From left to right: Kirkuk Governor Najmiddin Karim, KRG Head of Foreign Relations Falah Mustafa, Massoud Barzani, and Charles Tannock MEP, Brussels July 2017.

As I have written before, the referendum is not about Kurdish independence, and anyone who thinks it is is either a complete loon, has no grasp of political and economic realities, or is a supporter of the dictator Massoud Barzani and his dynasty for whatever reason (all are bad).

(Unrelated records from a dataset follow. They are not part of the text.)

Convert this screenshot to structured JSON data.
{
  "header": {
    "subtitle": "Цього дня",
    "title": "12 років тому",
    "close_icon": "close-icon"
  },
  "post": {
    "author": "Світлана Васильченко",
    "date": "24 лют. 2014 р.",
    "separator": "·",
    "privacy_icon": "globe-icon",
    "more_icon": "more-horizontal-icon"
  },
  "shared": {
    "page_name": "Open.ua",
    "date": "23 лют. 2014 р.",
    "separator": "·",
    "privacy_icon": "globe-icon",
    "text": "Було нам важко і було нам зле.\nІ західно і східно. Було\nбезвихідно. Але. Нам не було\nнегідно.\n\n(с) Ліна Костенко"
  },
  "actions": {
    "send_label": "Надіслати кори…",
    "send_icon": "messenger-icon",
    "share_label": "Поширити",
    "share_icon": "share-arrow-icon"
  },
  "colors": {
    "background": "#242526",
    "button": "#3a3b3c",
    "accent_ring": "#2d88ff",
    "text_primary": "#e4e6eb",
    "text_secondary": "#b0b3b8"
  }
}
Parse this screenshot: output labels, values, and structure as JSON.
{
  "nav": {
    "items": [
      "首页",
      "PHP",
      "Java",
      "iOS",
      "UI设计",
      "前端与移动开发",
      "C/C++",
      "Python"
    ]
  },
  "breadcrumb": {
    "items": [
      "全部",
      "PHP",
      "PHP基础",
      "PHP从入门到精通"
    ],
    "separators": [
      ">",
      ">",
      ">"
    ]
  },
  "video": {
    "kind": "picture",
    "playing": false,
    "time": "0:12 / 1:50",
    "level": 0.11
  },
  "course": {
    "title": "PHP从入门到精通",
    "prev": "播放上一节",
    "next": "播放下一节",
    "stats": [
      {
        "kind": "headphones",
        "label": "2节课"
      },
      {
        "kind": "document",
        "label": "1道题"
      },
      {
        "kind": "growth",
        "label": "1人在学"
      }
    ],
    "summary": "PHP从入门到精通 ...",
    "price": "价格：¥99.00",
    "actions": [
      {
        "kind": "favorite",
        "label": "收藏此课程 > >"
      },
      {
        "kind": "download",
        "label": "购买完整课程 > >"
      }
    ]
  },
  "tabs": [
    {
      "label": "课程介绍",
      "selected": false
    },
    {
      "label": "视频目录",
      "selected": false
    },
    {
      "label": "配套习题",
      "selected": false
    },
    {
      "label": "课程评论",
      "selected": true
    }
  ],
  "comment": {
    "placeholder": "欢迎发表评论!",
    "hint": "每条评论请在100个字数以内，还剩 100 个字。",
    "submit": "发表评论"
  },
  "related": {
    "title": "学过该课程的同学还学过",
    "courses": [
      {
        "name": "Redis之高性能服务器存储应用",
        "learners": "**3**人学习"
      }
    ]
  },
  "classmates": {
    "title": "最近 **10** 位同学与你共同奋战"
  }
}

The referendum is Barzani’s attempt to both reinforce his ownership of the Kurdish nationalist project at a time when his overlord status is facing heightened scrutiny, and to annex lands which expand his fiefdom and thereby increase his dynasty’s wealth and influence.

Provided the referendum is imposed on the people of the Nineveh Plain with the majority of people intending to vote no, a no vote will never surface. The KDP made sure of this in the past through all kinds of nefarious and violent tactics we will no doubt see again come September this year. These might not be the memories of a Westerner at a conference in DC applauding Bayan Rahman, the KRG Rep. to the US, but they are the memories of Assyrians and other minorities who have suffered under the yoke of the KRG most of their lives.

By removing these mayors, the KDP is publicly laying down a marker of how it intends to proceed, unhindered now by Washington bureaucrats still adjusting to their new offices or a potential backlash from a media and analyst complex mostly seduced by the KRG’s selective hospitality.

By not doing anything in response, the Federal Government of Iraq and Western states normalize this behaviour by the KRG— behaviour, which if permitted to continue and worsen by all parties, would present the single biggest threat to our existence as a people in our homelands since the genocide by the Ottomans.

Its one thing having the world come together to defeat ISIS, a common enemy. But for Assyrians, its another thing having the world come together to send the KRG millions of dollars to indirectly support this war of attrition against their very existence.